Teams such as Nigma Galaxy Female, FURIA fe, and BIG EQUIPA dominated the circuit and brought international visibility to women’s Counter-Strike. The biggest milestone came with Imperial Female’s qualification for IEM Katowice, marking the first time in history that an all-female lineup reached a mixed-tier event. Beyond that, several players — including ANa and juliano — participated in open qualifiers and mixed tournaments, gaining experience against Tier-3 and Tier-2 male rosters.
read more
The league also gave players something even more valuable — stability and recognition. ESL Impact showed that being a female Counter-Strike pro could be a viable career, with structured teams, coaching, and sponsorship support. For the first time, young girls watching CS could see role models who looked like them, competing on the same stage.
Ultimately, ESL Impact proved that the skill gap between men’s and women’s Counter-Strike is not biological but structural. When given infrastructure, proper training environments, and consistent competition, players quickly developed. The stories of Imperial Female, Nigma Galaxy, and FURIA fe remain proof that inclusion, not segregation, drives real progress — and that the next generation of women in esports now has a path forward.
The Path Forward
The end of ESL Impact doesn’t mark a failure — it marks a transition. Women’s Counter-Strike now faces its most important challenge: integration. The next step isn’t to recreate another isolated league, but to ensure that talented players have direct access to the same competitive ecosystem as men.

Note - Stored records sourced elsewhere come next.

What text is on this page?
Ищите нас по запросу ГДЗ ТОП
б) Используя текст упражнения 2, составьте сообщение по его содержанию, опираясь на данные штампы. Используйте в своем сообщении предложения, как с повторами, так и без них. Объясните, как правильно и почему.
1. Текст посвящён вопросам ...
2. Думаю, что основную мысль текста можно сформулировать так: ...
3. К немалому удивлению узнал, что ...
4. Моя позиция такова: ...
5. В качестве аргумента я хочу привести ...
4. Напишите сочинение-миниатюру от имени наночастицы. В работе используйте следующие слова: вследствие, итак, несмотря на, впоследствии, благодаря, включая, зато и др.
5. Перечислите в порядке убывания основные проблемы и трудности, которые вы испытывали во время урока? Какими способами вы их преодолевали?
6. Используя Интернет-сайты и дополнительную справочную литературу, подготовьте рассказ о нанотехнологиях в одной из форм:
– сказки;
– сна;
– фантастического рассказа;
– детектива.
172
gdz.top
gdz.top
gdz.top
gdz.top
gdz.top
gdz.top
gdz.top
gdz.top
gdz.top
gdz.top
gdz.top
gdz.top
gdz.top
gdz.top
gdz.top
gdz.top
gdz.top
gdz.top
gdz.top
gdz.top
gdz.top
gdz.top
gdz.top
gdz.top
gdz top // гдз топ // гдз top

Many of today’s female stars — from ANa to Olga — have already shown they can compete in open qualifiers and mixed tournaments. What they need now isn’t protection, but opportunity: access to stronger scrims, developmental programs, and inclusion in regional events under the same structure as everyone else.
Tournament organizers, teams, and the community have a chance to learn from ESL Impact’s legacy — to focus on mentorship, visibility, and shared competition rather than separation. As history showed with Imperial Female’s IEM Katowice run, once women get the chance to stand on the same stage, they deliver.
The next chapter of women’s Counter-Strike will not be written in isolation, but in collaboration — where equality in competition is achieved not by dividing the scene, but by uniting it.